Bias in machine learning occurs when AI models perpetrate human errors. Uncover the critical aspects of bias in machine learning, its types, impacts, and how to address it for better model fairness and accuracy.
Bias in machine learning occurs when AI models and algorithms include systematic errors that lead to unfair outcomes, such as favoring one arbitrary group over others. You may be able to trace AI bias back to the data, the way developers write algorithms, and other sources of human error.
All people, yourself included, have biases. Forming a bias helps you recognize patterns and make decisions about how to move through life. In fact, bias helps you make quick decisions. You can imagine when bias might be helpful. For example, your prehistoric ancestors may have witnessed a member of their community get sick after eating a certain food and consequently develop a bias against that food to protect themselves from a possible poison.
But in today’s modern world, many of the biases that society develops are harmful and not helpful. This is particularly true when a person holds unconscious biases about marginalized groups of people, which leads to discrimination. Ideally, artificial intelligence would be free from these unconscious biases, relegating such errors as a relic of a biological brain.
Unfortunately, AI models and algorithms can perpetuate human bias in many different ways, such as by taking as fact biases present in training data or in human error interacting with the model, for example. This reduces the accuracy of AI and can have real-world consequences for companies, individuals, and society at large. Discover examples of bias in machine learning, where AI bias comes from, and what you can do to counteract machine learning bias.

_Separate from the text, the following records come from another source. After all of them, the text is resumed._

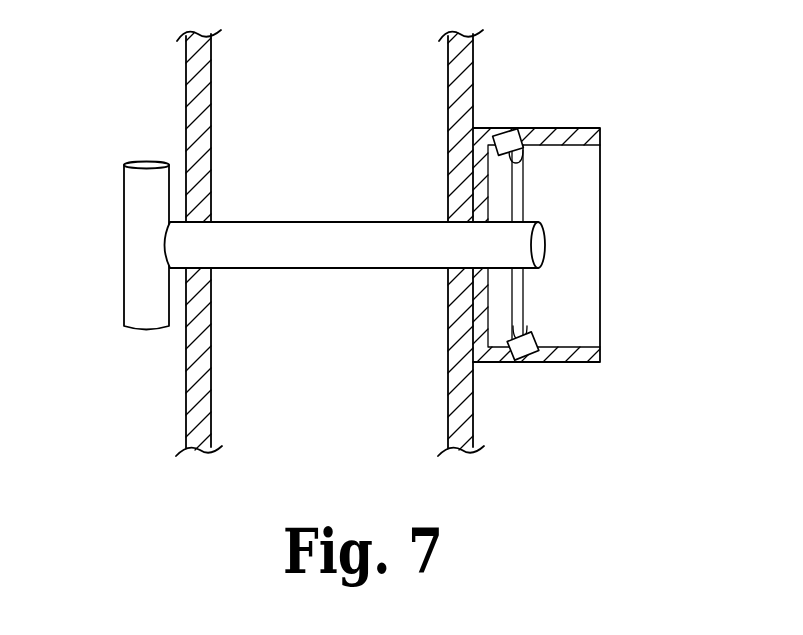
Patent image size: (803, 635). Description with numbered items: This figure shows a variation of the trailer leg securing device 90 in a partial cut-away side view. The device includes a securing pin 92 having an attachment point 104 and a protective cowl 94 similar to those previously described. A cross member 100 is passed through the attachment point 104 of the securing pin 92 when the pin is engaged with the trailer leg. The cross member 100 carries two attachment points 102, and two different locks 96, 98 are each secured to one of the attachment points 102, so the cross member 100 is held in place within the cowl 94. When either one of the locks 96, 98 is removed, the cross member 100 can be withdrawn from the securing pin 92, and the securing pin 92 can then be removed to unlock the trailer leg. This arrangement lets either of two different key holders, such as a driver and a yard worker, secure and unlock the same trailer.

The securing device 90 is at (645, 172).
The securing pin 92 is at (124, 200).
The protective cowl 94 is at (541, 128).
The lock 96 is at (528, 363).
The lock 98 is at (504, 131).
The cross member 100 is at (518, 200).
The attachment point 102 is at (521, 156).
The attachment point 104 is at (523, 268).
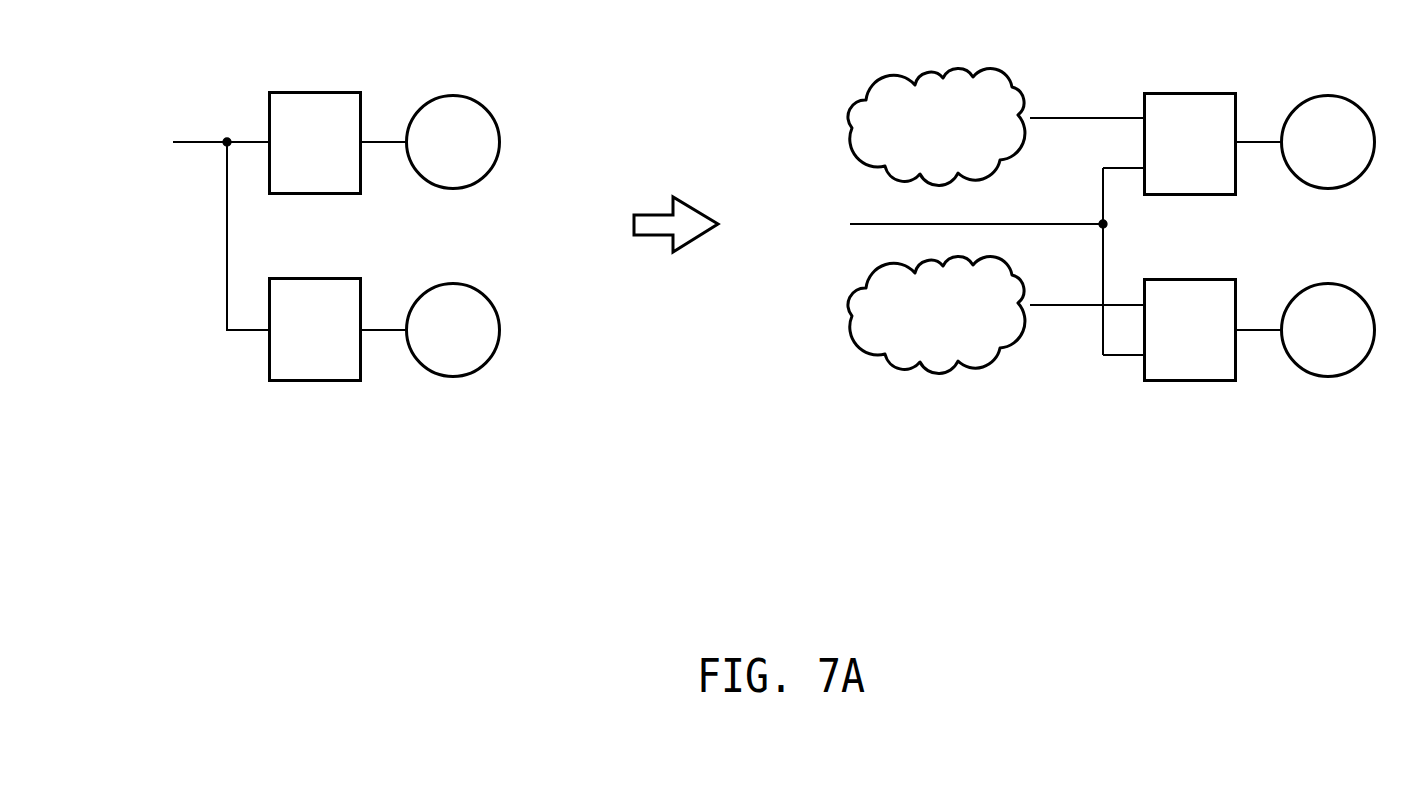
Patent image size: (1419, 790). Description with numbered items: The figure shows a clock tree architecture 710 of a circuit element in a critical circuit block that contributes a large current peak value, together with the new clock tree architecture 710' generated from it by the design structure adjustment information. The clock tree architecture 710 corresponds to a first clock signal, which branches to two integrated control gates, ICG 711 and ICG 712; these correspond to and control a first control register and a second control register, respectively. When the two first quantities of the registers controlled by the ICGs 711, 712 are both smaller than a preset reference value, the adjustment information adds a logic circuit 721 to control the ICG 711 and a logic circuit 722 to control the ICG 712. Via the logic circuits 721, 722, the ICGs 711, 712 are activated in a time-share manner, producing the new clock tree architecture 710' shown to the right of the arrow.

The clock tree architecture 710 is at (321, 302).
The new clock tree architecture 710' is at (1098, 302).
The integrated control gate 711 is at (317, 91).
The integrated control gate 712 is at (317, 277).
The logic circuit 721 is at (983, 173).
The logic circuit 722 is at (983, 360).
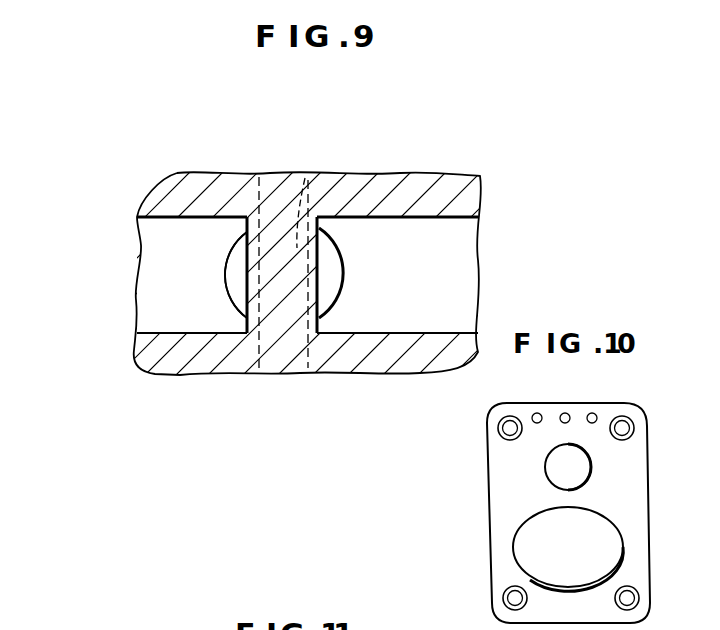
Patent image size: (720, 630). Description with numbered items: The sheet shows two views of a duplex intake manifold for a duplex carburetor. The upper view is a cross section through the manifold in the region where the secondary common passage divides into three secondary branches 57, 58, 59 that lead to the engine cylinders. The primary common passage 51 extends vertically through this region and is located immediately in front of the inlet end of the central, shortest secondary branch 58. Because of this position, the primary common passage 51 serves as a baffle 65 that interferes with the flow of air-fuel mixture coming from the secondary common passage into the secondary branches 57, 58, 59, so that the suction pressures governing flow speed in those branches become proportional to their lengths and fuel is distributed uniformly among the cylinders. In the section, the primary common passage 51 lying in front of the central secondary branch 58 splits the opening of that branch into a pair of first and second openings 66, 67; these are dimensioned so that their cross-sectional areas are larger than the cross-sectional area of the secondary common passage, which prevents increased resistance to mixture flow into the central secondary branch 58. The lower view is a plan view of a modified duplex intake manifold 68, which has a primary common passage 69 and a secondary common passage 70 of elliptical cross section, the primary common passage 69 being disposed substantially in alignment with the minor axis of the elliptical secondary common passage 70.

In FIG. 9, the primary common passage 51 is at (287, 252).
In FIG. 9, the secondary branch 57 is at (179, 232).
In FIG. 9, the central secondary branch 58 is at (232, 235).
In FIG. 9, the secondary branch 59 is at (425, 235).
In FIG. 9, the baffle 65 is at (272, 318).
In FIG. 9, the first opening 66 is at (232, 285).
In FIG. 9, the second opening 67 is at (337, 303).
In FIG. 10, the modified duplex intake manifold 68 is at (649, 462).
In FIG. 10, the primary common passage 69 is at (549, 470).
In FIG. 10, the secondary common passage 70 is at (624, 546).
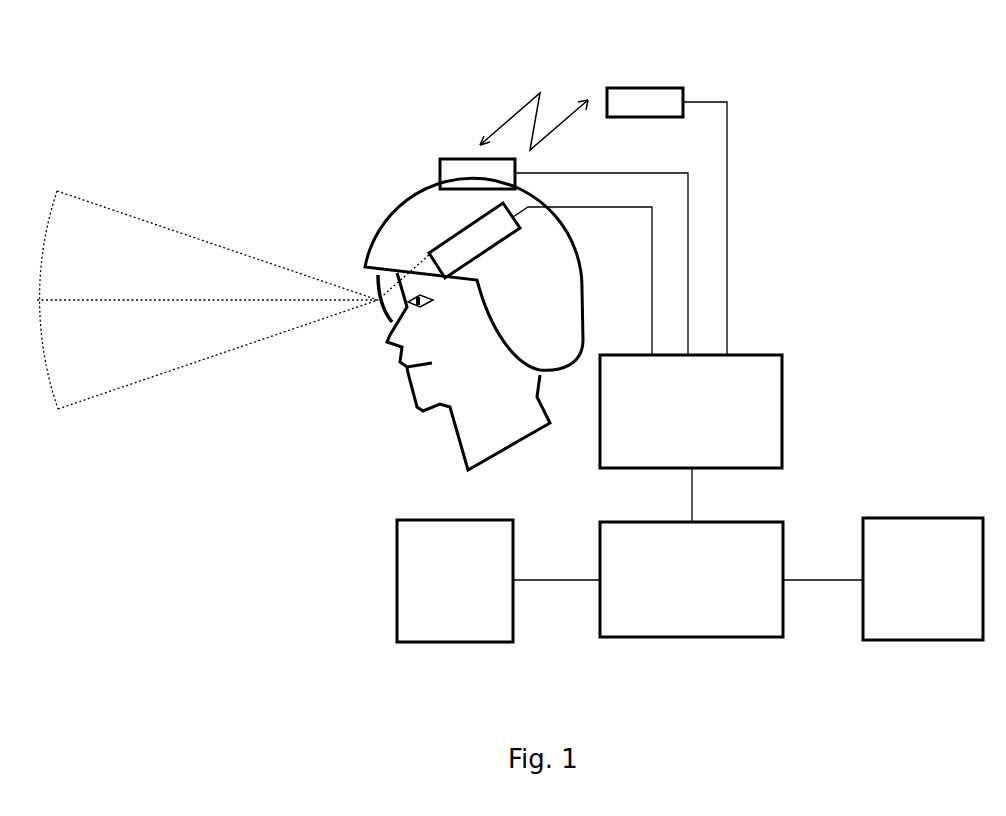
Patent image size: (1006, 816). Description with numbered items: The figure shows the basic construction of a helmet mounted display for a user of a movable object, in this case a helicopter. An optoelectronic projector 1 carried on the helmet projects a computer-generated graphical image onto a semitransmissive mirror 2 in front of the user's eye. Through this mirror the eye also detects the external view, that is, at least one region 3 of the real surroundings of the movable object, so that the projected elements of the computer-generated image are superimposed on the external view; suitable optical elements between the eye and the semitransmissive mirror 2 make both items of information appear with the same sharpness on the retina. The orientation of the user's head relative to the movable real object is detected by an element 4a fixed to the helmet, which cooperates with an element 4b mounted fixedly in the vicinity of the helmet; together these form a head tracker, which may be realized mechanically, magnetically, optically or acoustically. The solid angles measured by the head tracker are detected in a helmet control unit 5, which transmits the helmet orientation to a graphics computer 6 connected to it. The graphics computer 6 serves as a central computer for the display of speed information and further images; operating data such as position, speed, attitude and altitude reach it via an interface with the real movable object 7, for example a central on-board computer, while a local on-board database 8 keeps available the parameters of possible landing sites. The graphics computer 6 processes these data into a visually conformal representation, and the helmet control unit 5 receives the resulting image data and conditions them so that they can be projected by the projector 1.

The optoelectronic projector 1 is at (492, 258).
The semitransmissive mirror 2 is at (380, 317).
The region of the real surroundings 3 is at (233, 300).
The element fixed to the helmet 4a is at (463, 150).
The element mounted fixedly in the vicinity of the helmet 4b is at (630, 78).
The helmet control unit 5 is at (691, 438).
The graphics computer 6 is at (688, 579).
The real movable object 7 is at (455, 581).
The local on-board database 8 is at (923, 579).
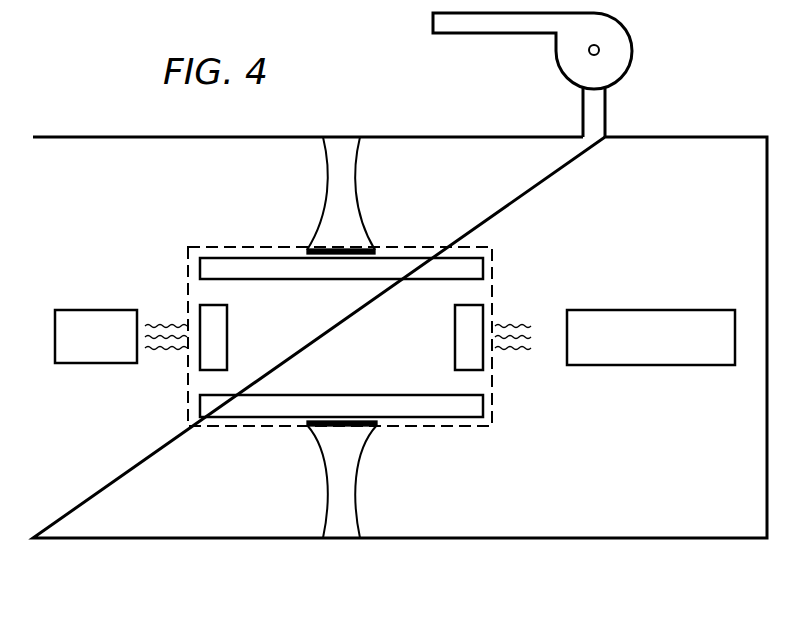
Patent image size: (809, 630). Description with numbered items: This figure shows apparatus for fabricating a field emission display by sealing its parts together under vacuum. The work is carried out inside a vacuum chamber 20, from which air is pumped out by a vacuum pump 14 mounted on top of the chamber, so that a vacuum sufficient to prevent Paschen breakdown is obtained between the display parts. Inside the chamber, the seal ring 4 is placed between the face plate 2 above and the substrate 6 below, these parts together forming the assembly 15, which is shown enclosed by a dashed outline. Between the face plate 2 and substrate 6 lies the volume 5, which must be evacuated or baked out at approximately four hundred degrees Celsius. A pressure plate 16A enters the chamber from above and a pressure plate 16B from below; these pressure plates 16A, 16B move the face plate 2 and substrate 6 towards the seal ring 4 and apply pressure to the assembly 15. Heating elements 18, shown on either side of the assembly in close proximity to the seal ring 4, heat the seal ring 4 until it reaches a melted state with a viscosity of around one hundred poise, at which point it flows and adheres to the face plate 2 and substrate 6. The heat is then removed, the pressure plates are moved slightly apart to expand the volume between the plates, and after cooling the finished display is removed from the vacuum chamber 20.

The face plate 2 is at (328, 280).
The seal ring 4 is at (228, 325).
The volume 5 is at (347, 373).
The substrate 6 is at (397, 394).
The vacuum pump 14 is at (632, 44).
The assembly 15 is at (450, 246).
The pressure plate 16A is at (355, 178).
The pressure plate 16B is at (355, 492).
The heating elements 18 is at (90, 309).
The vacuum chamber 20 is at (593, 539).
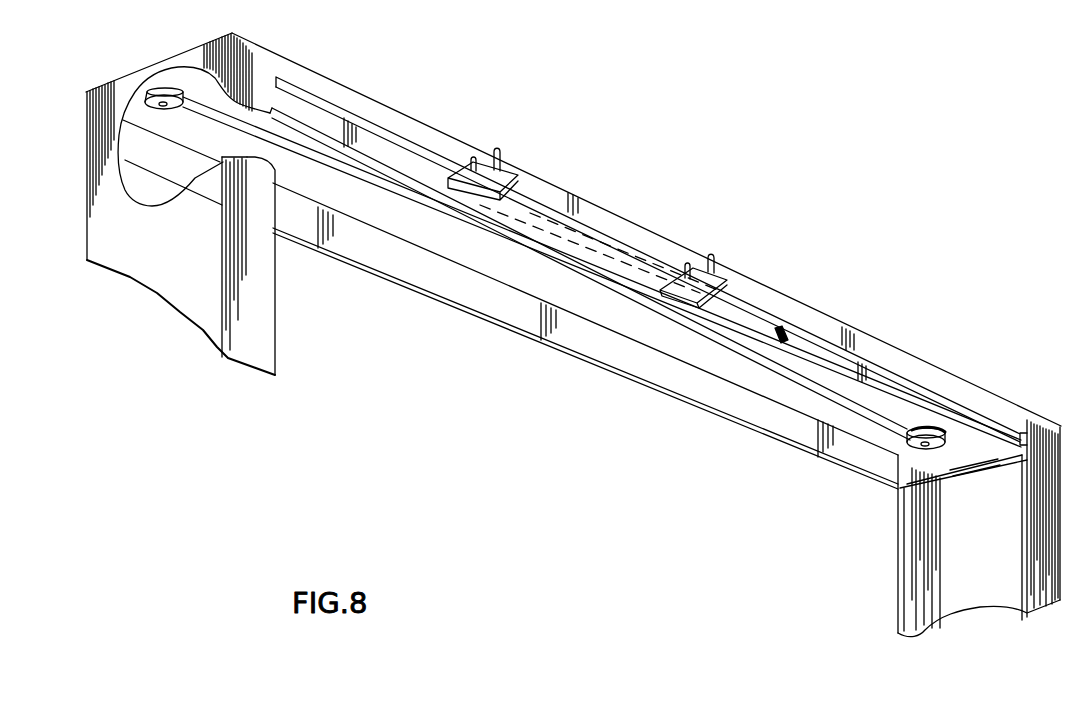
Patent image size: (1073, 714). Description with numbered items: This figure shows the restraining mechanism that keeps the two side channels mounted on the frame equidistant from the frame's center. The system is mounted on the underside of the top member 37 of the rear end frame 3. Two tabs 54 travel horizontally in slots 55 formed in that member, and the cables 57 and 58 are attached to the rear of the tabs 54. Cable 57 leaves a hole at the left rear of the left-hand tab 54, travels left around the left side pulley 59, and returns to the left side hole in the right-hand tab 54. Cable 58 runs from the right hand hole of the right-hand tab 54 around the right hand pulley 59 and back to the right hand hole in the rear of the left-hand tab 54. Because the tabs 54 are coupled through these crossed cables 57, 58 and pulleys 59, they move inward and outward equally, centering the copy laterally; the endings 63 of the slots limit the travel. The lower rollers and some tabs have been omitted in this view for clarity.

The rear end frame 3 is at (875, 340).
The top member 37 is at (313, 184).
The tab 54 is at (498, 166).
The slot 55 is at (393, 133).
The cable 57 is at (407, 200).
The cable 58 is at (680, 317).
The pulley 59 is at (146, 90).
The slot ending 63 is at (290, 82).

Bias in machine learning happens when AI algorithms develop bias, for example, against marginalized individuals like people of color and women. This tends to occur because researchers train AI models with available data that often reflects the historical biases of the time or the biases of the researchers. In other cases, biases are continued through human error when interacting with AI analysis or data. Yet, in other cases, biases exist because of the way that humans frame the problem they want to solve. For example, you might want to create an AI program that helps you locate the best restaurant in a city. You first have to decide what constitutes “the best,” which means the results may skew towards the foods you like the best instead of catering to a more diverse perspective.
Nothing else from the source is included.